BAKED EGGS ON A BED OF POTATOES WITH BACON
Make and share this Baked Eggs on a Bed of Potatoes With Bacon recipe from Food.com.
Provided by Rita1652
Categories Breakfast
Time 25m
Yield 2-4 serving(s)
Number Of Ingredients 5
Steps:
- Preheat oven to 325 degrees Fahrenheit.
- On a cookie sheet pan place strips of bacon and bake until crisp.
- Meanwhile heat potatoes in microwave oven for 1 or 2 minutes.
- Remove bacon set aside. Drain the fat and discard, leaving just a touch.
- Place potatoes on pan and make small indents with the back of a spoon.

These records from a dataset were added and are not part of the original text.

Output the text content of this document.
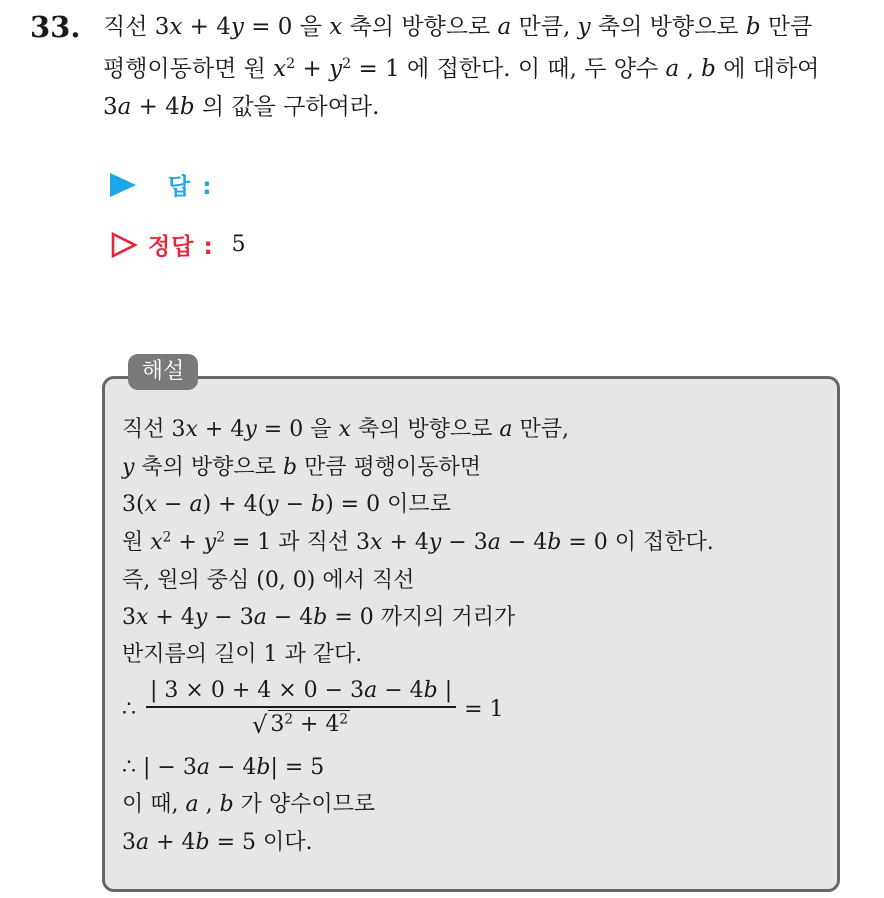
33. 직선 3x + 4y = 0 을 x 축의 방향으로 a 만큼, y 축의 방향으로 b 만큼
평행이동하면 원 $x^2 + y^2 = 1$ 에 접한다. 이 때, 두 양수 a , b 에 대하여
3a + 4b 의 값을 구하여라.
답 :
정답 : 5
해설
직선 3x + 4y = 0 을 x 축의 방향으로 a 만큼,
y 축의 방향으로 b 만큼 평행이동하면
3(x − a) + 4(y − b) = 0 이므로
원 $x^2 + y^2 = 1$ 과 직선 3x + 4y − 3a − 4b = 0 이 접한다.
즉, 원의 중심 (0, 0) 에서 직선
3x + 4y − 3a − 4b = 0 까지의 거리가
반지름의 길이 1 과 같다.
∴ $\frac{| 3 \times 0 + 4 \times 0 - 3a - 4b |}{√ 3^2 + 4^2} = 1$
∴ | − 3a − 4b| = 5
이 때, a , b 가 양수이므로
3a + 4b = 5 이다.
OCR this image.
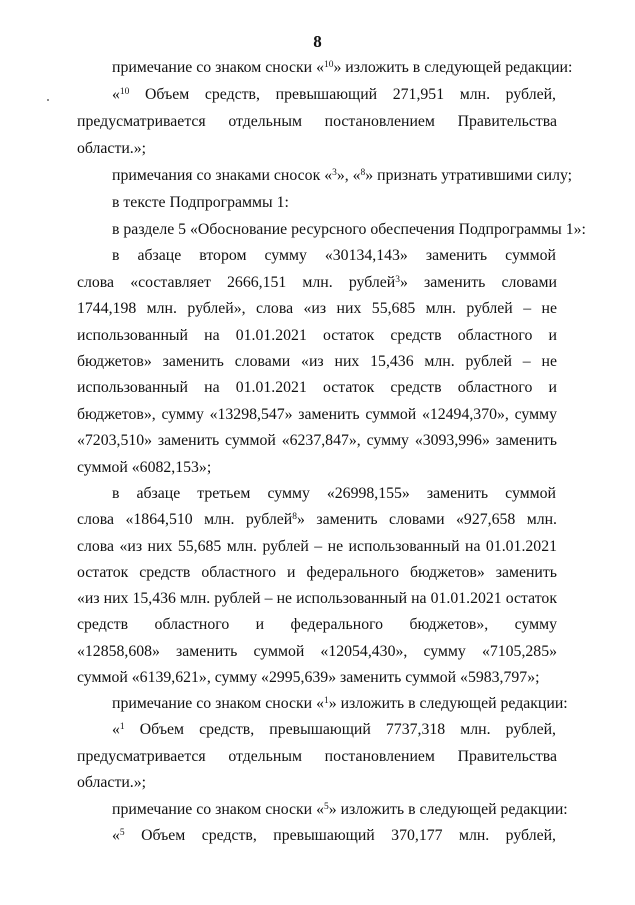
8
примечание со знаком сноски «$^{10}$» изложить в следующей редакции:
«$^{10}$ Объем средств, превышающий 271,951 млн. рублей,
предусматривается отдельным постановлением Правительства
области.»;
примечания со знаками сносок «$^3$», «$^8$» признать утратившими силу;
в тексте Подпрограммы 1:
в разделе 5 «Обоснование ресурсного обеспечения Подпрограммы 1»:
в абзаце втором сумму «30134,143» заменить суммой
слова «составляет 2666,151 млн. рублей$^3$» заменить словами
1744,198 млн. рублей», слова «из них 55,685 млн. рублей – не
использованный на 01.01.2021 остаток средств областного и
бюджетов» заменить словами «из них 15,436 млн. рублей – не
использованный на 01.01.2021 остаток средств областного и
бюджетов», сумму «13298,547» заменить суммой «12494,370», сумму
«7203,510» заменить суммой «6237,847», сумму «3093,996» заменить
суммой «6082,153»;
в абзаце третьем сумму «26998,155» заменить суммой
слова «1864,510 млн. рублей$^8$» заменить словами «927,658 млн.
слова «из них 55,685 млн. рублей – не использованный на 01.01.2021
остаток средств областного и федерального бюджетов» заменить
«из них 15,436 млн. рублей – не использованный на 01.01.2021 остаток
средств областного и федерального бюджетов», сумму
«12858,608» заменить суммой «12054,430», сумму «7105,285»
суммой «6139,621», сумму «2995,639» заменить суммой «5983,797»;
примечание со знаком сноски «$^1$» изложить в следующей редакции:
«$^1$ Объем средств, превышающий 7737,318 млн. рублей,
предусматривается отдельным постановлением Правительства
области.»;
примечание со знаком сноски «$^5$» изложить в следующей редакции:
«$^5$ Объем средств, превышающий 370,177 млн. рублей,
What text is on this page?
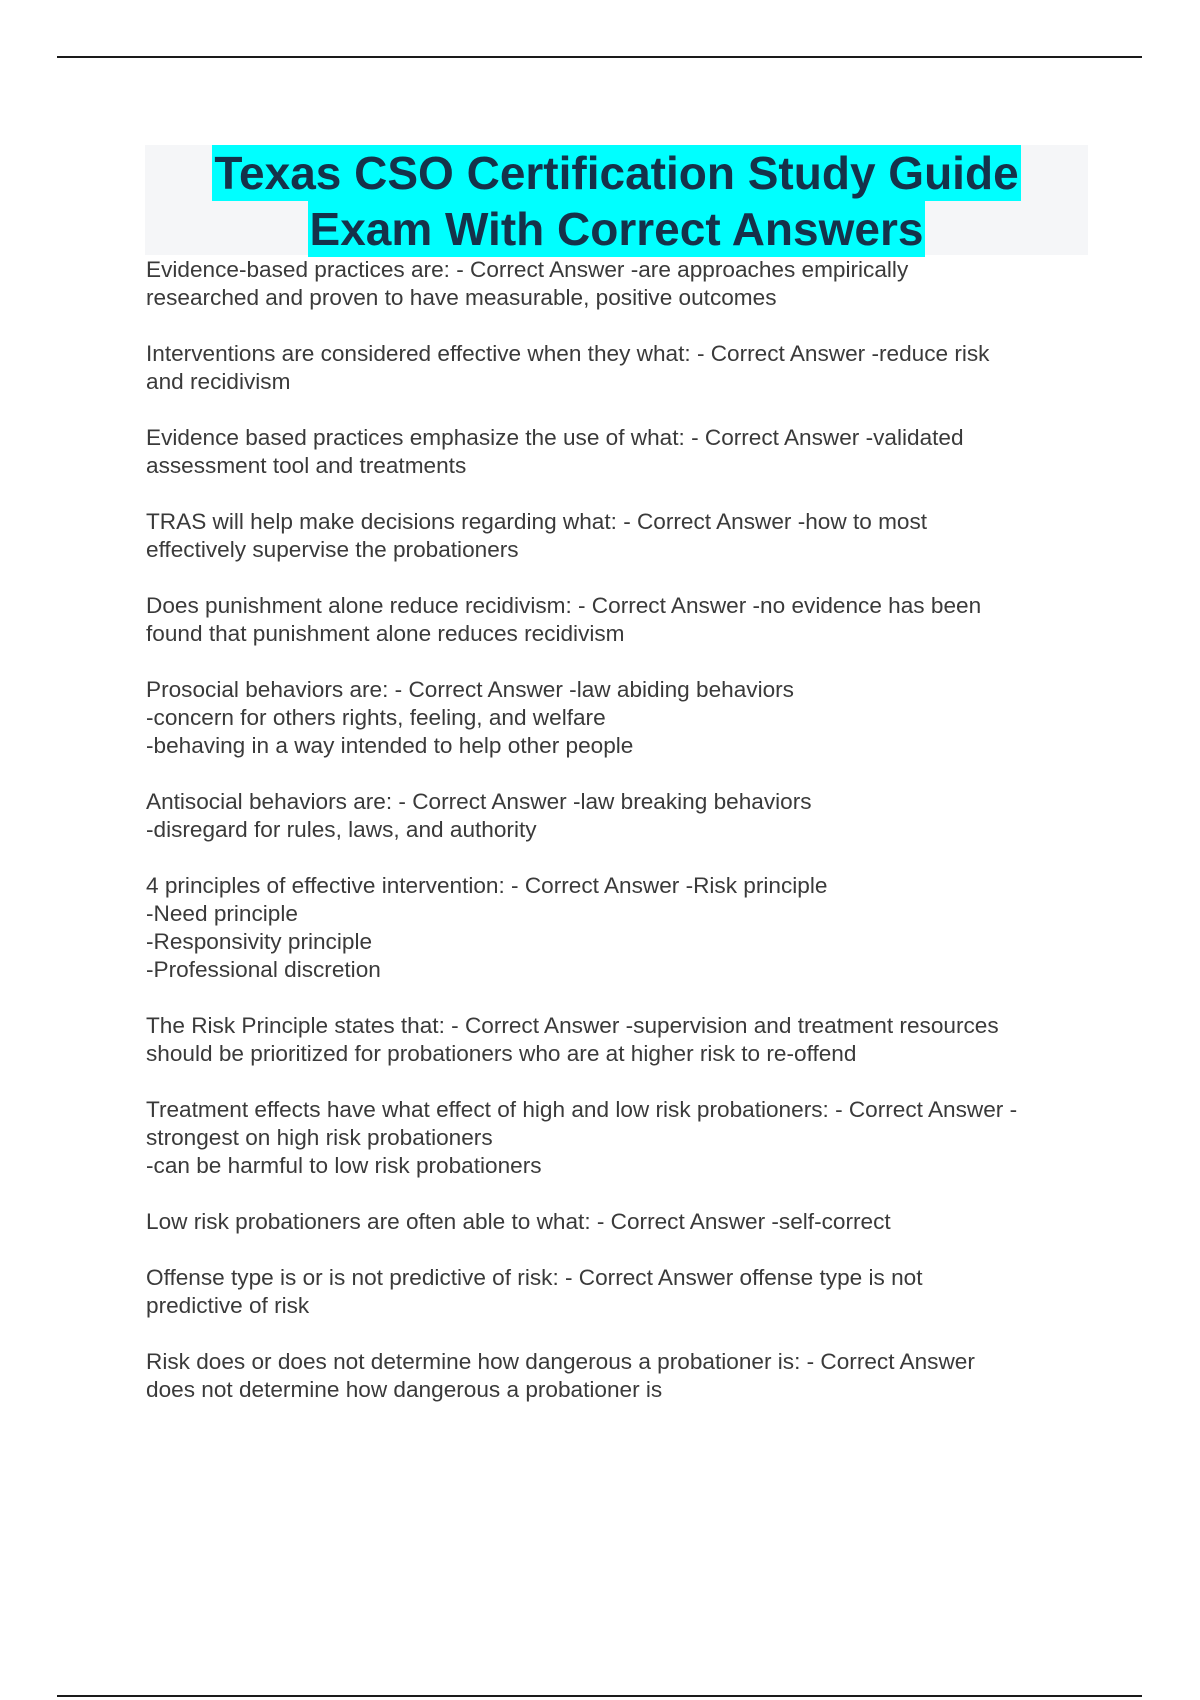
Texas CSO Certification Study Guide
Exam With Correct Answers
Evidence-based practices are: - Correct Answer -are approaches empirically
researched and proven to have measurable, positive outcomes
Interventions are considered effective when they what: - Correct Answer -reduce risk
and recidivism
Evidence based practices emphasize the use of what: - Correct Answer -validated
assessment tool and treatments
TRAS will help make decisions regarding what: - Correct Answer -how to most
effectively supervise the probationers
Does punishment alone reduce recidivism: - Correct Answer -no evidence has been
found that punishment alone reduces recidivism
Prosocial behaviors are: - Correct Answer -law abiding behaviors
-concern for others rights, feeling, and welfare
-behaving in a way intended to help other people
Antisocial behaviors are: - Correct Answer -law breaking behaviors
-disregard for rules, laws, and authority
4 principles of effective intervention: - Correct Answer -Risk principle
-Need principle
-Responsivity principle
-Professional discretion
The Risk Principle states that: - Correct Answer -supervision and treatment resources
should be prioritized for probationers who are at higher risk to re-offend
Treatment effects have what effect of high and low risk probationers: - Correct Answer -
strongest on high risk probationers
-can be harmful to low risk probationers
Low risk probationers are often able to what: - Correct Answer -self-correct
Offense type is or is not predictive of risk: - Correct Answer offense type is not
predictive of risk
Risk does or does not determine how dangerous a probationer is: - Correct Answer
does not determine how dangerous a probationer is
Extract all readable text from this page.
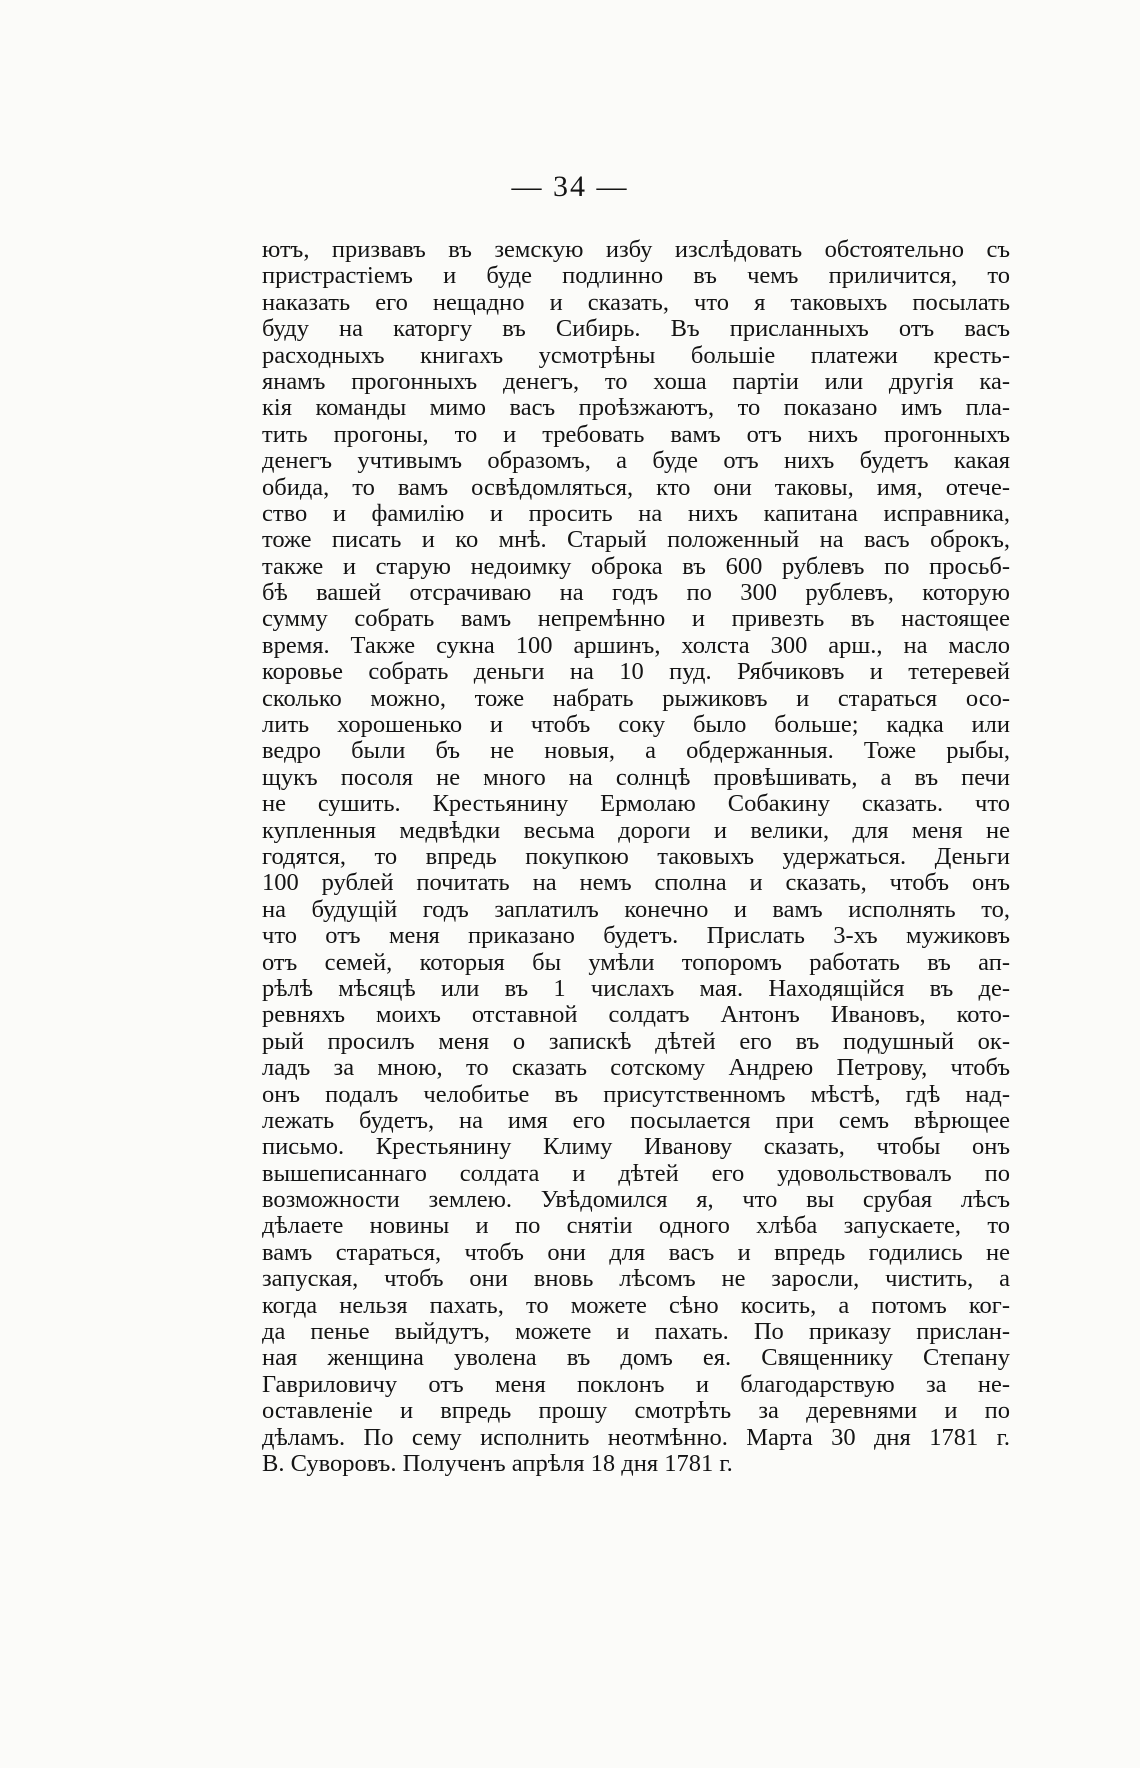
— 34 —
ютъ, призвавъ въ земскую избу изслѣдовать обстоятельно съ
пристрастіемъ и буде подлинно въ чемъ приличится, то
наказать его нещадно и сказать, что я таковыхъ посылать
буду на каторгу въ Сибирь. Въ присланныхъ отъ васъ
расходныхъ книгахъ усмотрѣны большіе платежи кресть-
янамъ прогонныхъ денегъ, то хоша партіи или другія ка-
кія команды мимо васъ проѣзжаютъ, то показано имъ пла-
тить прогоны, то и требовать вамъ отъ нихъ прогонныхъ
денегъ учтивымъ образомъ, а буде отъ нихъ будетъ какая
обида, то вамъ освѣдомляться, кто они таковы, имя, отече-
ство и фамилію и просить на нихъ капитана исправника,
тоже писать и ко мнѣ. Старый положенный на васъ оброкъ,
также и старую недоимку оброка въ 600 рублевъ по просьб-
бѣ вашей отсрачиваю на годъ по 300 рублевъ, которую
сумму собрать вамъ непремѣнно и привезть въ настоящее
время. Также сукна 100 аршинъ, холста 300 арш., на масло
коровье собрать деньги на 10 пуд. Рябчиковъ и тетеревей
сколько можно, тоже набрать рыжиковъ и стараться осо-
лить хорошенько и чтобъ соку было больше; кадка или
ведро были бъ не новыя, а обдержанныя. Тоже рыбы,
щукъ посоля не много на солнцѣ провѣшивать, а въ печи
не сушить. Крестьянину Ермолаю Собакину сказать. что
купленныя медвѣдки весьма дороги и велики, для меня не
годятся, то впредь покупкою таковыхъ удержаться. Деньги
100 рублей почитать на немъ сполна и сказать, чтобъ онъ
на будущій годъ заплатилъ конечно и вамъ исполнять то,
что отъ меня приказано будетъ. Прислать 3-хъ мужиковъ
отъ семей, которыя бы умѣли топоромъ работать въ ап-
рѣлѣ мѣсяцѣ или въ 1 числахъ мая. Находящійся въ де-
ревняхъ моихъ отставной солдатъ Антонъ Ивановъ, кото-
рый просилъ меня о запискѣ дѣтей его въ подушный ок-
ладъ за мною, то сказать сотскому Андрею Петрову, чтобъ
онъ подалъ челобитье въ присутственномъ мѣстѣ, гдѣ над-
лежать будетъ, на имя его посылается при семъ вѣрющее
письмо. Крестьянину Климу Иванову сказать, чтобы онъ
вышеписаннаго солдата и дѣтей его удовольствовалъ по
возможности землею. Увѣдомился я, что вы срубая лѣсъ
дѣлаете новины и по снятіи одного хлѣба запускаете, то
вамъ стараться, чтобъ они для васъ и впредь годились не
запуская, чтобъ они вновь лѣсомъ не заросли, чистить, а
когда нельзя пахать, то можете сѣно косить, а потомъ ког-
да пенье выйдутъ, можете и пахать. По приказу прислан-
ная женщина уволена въ домъ ея. Священнику Степану
Гавриловичу отъ меня поклонъ и благодарствую за не-
оставленіе и впредь прошу смотрѣть за деревнями и по
дѣламъ. По сему исполнить неотмѣнно. Марта 30 дня 1781 г.
В. Суворовъ. Полученъ апрѣля 18 дня 1781 г.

- Crack eggs into each indent.
- Season to taste with salt and pepper.
- Bake until eggs are to desired doneness.
- Carefully place on plates.
- Serve with the bacon.
Nutrition Facts : Calories 494.1, Fat 36.1, SaturatedFat 11.9, Cholesterol 463.7, Sodium 929.8, Carbohydrate 19.6, Fiber 1.6, Sugar 2.4, Protein 21.2
Tips:
- For a richer flavor, use duck eggs or goose eggs instead of chicken eggs.
- Add a tablespoon of grated Parmesan cheese or crumbled feta cheese to the mashed potatoes for extra flavor.
- If you don't have fresh herbs, you can use dried herbs instead. Just use half the amount of dried herbs as you would fresh herbs.
- Be careful not to overcook the eggs. The whites should be set but the yolks should still be runny.
- Serve the eggs immediately with toast, roasted vegetables, or a salad.
Conclusion:
Individual oven-coddled eggs with mashed potatoes and herbs is a delicious and easy-to-make breakfast, lunch, or dinner. It's a great way to use up leftover mashed potatoes, and it's also a very versatile dish. You can add different ingredients to the mashed potatoes, such as cheese, vegetables, or meat, to create different flavor combinations. You can also use different types of herbs to create different flavor profiles. No matter how you make it, individual oven-coddled eggs with mashed potatoes and herbs is sure to be a hit with your family and friends.